The fact is, when people choose to be brave instead of smart, their courage is generally so threatening to those who are smart rather than brave that they end up being maligned, not congratulated. This is what the Bible says we can expect... So sometimes we have to decide: Are we going to love, or are we going to look smart? Because loving the needy doesn't look smart. And, sadly, in much of our culture this is one of our deepest fears: looking like a fool, naive, unsophisticated, a little too earnest, a looser... Generally, there is no wealth and very little regard in helping the needy... Sometimes the will of God is scary because he is asking us to choose between a life that looks successful and a life that is actually significant, between a life that wins the applause of our peers and a life that actually transforms lives through love.
That is often the issue with ministry to people with disabilities, particularly people with intellectual disabilities, the ones that I believe God has called me to serve. How is is smart to be in ministry to people with mental retardation? But Haugen asks the real question that is behind a lot of the disinterest in devalued people. He says, "Are we going to love, or are we going to look smart?" Is it smart to minister to people who aren't going to "get better." What will people think of me if many of my friends are mentally handicapped? Will I be the victim of some form of sympathy stigma? I do run that risk. It is true that "Generally, there is no wealth and very little regard in helping the needy." To quote A League of Their Own, "Its supposed to be hard! If it wasn't hard, everyone would do it."
But there is the potential that a life will be transformed through love. The change to bet on is the change in your own life. The love learned is the love you learn. But they are not always easy lessons, so be prepared to be maligned.
It is also interesting how people will dismiss themselves from work with the needy, particularly those who are needy with intellectual disabilities. It is funny to most special educators, because the typical line you hear when you tell someone that you are a special ed teacher is that they say, "I don't have the patience for that." Not, "I would like to learn the patience for that because I hear patience is involved" or even, "I have heard that you need to be patient. Is that true?"

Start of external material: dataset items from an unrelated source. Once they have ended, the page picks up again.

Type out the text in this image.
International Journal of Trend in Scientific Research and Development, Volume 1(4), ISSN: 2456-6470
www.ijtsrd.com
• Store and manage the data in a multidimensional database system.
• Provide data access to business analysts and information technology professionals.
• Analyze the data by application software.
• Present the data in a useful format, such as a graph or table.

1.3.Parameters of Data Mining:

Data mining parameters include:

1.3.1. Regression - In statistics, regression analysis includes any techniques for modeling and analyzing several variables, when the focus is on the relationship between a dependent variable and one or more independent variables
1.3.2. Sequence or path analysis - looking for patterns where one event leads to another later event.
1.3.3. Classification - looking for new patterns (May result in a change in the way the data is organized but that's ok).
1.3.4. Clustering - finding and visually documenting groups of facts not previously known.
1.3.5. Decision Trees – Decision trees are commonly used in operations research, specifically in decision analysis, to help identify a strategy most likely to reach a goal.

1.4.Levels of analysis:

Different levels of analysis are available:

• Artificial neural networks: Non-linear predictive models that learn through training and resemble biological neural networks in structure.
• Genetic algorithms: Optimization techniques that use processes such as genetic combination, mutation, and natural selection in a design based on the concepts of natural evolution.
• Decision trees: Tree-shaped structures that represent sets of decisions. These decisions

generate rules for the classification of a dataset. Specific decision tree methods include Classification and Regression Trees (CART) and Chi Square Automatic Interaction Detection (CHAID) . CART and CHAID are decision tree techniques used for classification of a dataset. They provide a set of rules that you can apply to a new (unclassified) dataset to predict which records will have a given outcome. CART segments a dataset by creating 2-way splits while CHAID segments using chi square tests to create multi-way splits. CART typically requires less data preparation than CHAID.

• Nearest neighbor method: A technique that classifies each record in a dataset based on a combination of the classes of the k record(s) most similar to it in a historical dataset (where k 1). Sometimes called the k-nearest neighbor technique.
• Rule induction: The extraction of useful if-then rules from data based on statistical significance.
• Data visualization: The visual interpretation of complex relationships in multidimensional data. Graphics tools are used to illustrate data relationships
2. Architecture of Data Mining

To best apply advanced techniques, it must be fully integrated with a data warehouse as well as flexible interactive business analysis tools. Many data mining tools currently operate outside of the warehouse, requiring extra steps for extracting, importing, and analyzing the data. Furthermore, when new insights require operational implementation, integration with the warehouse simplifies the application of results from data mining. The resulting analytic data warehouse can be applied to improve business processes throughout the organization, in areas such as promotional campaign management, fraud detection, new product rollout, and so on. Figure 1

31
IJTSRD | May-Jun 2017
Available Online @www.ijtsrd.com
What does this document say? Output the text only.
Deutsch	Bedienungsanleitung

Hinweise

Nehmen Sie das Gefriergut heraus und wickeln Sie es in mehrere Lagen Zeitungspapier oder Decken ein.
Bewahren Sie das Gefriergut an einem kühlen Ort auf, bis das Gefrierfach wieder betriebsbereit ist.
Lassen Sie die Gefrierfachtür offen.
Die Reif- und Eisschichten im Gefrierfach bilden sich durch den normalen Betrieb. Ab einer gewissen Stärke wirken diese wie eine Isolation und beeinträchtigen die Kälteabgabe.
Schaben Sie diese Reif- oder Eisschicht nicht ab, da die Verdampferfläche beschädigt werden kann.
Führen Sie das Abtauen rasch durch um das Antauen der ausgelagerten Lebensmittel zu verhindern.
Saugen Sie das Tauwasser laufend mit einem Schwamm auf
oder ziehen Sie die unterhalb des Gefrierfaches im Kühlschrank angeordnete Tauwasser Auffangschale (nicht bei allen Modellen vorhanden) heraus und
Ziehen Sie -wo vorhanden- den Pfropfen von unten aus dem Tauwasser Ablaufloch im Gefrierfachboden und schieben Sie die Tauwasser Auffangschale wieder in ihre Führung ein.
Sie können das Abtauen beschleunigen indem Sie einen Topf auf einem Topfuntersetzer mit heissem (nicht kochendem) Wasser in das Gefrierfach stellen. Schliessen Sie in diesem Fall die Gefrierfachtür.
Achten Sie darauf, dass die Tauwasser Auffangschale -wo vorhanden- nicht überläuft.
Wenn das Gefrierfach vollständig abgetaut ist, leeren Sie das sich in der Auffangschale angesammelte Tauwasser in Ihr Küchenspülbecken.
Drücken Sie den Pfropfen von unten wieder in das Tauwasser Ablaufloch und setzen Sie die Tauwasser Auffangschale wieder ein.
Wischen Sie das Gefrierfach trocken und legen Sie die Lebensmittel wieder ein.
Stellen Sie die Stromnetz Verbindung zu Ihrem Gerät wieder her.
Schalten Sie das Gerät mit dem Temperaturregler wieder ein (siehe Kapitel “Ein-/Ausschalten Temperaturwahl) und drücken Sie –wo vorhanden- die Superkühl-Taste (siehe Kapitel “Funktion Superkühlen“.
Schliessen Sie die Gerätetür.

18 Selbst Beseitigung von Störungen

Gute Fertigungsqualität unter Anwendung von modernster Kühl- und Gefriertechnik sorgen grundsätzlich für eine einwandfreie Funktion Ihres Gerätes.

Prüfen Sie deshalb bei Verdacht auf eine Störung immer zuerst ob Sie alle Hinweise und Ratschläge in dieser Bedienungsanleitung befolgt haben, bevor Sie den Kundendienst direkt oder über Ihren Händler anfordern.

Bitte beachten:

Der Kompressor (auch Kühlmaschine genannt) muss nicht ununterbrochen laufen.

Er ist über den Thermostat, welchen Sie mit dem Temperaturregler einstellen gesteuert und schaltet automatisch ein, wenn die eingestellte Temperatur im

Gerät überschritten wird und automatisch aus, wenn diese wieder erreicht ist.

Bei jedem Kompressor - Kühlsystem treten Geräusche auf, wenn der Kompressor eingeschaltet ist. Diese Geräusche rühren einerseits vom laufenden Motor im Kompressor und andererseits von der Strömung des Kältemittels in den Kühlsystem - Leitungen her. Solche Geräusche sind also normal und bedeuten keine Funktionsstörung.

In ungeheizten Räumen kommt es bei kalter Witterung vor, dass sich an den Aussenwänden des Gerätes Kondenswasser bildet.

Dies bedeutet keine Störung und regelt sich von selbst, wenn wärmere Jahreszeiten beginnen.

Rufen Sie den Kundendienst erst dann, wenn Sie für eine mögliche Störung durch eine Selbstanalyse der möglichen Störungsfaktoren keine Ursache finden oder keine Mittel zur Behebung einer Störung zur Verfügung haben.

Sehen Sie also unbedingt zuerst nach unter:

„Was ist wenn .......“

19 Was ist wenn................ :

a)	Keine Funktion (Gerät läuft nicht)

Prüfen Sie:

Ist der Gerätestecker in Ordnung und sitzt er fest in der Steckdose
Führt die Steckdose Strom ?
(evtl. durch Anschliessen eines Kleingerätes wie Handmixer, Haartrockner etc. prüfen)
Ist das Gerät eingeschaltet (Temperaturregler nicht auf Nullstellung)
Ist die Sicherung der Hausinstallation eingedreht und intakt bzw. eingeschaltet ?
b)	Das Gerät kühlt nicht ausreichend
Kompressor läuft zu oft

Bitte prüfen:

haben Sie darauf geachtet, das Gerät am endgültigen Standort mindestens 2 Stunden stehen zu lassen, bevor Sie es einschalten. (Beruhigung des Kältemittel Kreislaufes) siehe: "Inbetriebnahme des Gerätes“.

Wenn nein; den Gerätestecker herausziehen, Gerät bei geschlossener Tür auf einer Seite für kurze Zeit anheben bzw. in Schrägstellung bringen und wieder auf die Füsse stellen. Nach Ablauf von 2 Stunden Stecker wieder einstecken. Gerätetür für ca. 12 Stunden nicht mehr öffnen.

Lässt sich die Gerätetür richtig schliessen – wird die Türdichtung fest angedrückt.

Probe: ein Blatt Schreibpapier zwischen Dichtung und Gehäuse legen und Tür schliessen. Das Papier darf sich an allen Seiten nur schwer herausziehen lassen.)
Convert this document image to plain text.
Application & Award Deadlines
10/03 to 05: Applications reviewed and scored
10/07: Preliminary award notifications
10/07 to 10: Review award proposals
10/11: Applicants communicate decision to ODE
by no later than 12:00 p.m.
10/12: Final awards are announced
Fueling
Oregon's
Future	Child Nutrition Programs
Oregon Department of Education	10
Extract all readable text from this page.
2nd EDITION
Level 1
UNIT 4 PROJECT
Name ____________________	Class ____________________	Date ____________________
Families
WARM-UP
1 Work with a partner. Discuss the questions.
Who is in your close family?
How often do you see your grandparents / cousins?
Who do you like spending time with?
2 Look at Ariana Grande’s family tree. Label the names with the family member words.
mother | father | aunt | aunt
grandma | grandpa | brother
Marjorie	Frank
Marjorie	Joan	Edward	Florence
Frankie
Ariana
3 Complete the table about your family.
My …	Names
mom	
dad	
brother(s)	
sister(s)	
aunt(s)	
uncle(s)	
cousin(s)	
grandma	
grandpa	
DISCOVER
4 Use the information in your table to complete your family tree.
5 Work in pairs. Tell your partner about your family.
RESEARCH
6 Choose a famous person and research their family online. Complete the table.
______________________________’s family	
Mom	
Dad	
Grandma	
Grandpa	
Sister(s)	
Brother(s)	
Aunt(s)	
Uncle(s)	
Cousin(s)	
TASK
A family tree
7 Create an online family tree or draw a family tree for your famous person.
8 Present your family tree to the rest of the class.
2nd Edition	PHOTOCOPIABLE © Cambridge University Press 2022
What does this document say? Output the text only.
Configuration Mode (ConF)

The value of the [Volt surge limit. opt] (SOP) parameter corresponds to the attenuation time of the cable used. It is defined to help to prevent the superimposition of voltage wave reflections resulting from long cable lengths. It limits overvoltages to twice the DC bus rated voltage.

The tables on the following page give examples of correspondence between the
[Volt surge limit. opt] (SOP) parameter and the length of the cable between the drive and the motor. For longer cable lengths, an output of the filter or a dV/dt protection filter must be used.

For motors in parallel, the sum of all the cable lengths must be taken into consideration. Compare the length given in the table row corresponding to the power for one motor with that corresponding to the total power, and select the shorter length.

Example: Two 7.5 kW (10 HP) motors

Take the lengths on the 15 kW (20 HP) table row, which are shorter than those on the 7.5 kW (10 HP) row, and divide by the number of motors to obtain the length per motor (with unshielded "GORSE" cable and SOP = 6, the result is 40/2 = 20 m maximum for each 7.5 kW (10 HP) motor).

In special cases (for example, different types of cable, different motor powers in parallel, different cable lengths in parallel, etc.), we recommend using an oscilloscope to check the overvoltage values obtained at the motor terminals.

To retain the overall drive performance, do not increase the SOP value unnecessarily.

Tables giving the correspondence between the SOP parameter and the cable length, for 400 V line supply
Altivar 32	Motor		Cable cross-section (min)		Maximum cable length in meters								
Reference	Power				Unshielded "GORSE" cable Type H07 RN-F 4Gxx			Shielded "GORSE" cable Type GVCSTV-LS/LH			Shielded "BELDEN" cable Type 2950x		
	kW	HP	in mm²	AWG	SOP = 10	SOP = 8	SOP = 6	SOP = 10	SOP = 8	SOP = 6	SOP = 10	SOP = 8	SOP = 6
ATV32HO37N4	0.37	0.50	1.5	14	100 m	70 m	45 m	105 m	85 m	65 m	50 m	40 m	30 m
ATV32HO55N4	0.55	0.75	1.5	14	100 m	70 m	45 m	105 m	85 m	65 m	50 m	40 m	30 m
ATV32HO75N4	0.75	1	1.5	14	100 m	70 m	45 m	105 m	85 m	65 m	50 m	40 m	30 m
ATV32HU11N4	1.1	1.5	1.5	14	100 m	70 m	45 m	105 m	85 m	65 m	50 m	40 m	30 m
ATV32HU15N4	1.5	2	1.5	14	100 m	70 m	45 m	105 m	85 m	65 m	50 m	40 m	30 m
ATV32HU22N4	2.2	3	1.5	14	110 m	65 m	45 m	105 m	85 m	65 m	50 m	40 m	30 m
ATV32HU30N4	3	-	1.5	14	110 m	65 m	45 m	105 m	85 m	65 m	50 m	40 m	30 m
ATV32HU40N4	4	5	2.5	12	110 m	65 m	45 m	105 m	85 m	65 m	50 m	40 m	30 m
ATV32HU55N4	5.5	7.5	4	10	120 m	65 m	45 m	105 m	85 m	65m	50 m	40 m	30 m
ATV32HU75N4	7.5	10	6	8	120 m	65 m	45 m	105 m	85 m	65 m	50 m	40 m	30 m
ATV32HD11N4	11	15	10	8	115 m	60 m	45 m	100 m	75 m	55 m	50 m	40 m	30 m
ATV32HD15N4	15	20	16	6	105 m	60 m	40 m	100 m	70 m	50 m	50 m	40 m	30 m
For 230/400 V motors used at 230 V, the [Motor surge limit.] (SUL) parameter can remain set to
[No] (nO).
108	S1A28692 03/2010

Significance of a life can be defined in a variety of ways. But I think most often significance is determined on the basis of what you did for others. And others, is a pretty open ended criteria. People respect a person who gave their life for the needy. So why aren't we doing more of that if that is what is remembered. People will sometimes lament the time others spent trying to make money, but rarely the time spent with people.
McNair
Deciding between choosing to be brave and love or look smart regarding interacting and ministering to persons with disabilities is one that I have experienced and observed many times in the business of retail and on the college campus as a student. So often, in the rushed impatient environment of retail, a person with a disability is often perceived as causing the line to move too slow or taking up too much time with the cashier. I can recall specific instances where I made a mental choice to ignore the rude stares of uninformed customers so that I could take the time to adapt my communication to the customer who was deaf. The extra patience in adjusting one's use of space and distance when communicating across the service desk with a person in a wheelchair or giving this same individual a little push up a campus hill on the sidewalk is invaluable. As a beginning student, I recall walking fast by these individuals so that I could arrive to class on time. Now, with my increased awareness, I take the time even at the risk of being a little late to offer a little push up the hill along with conversaton.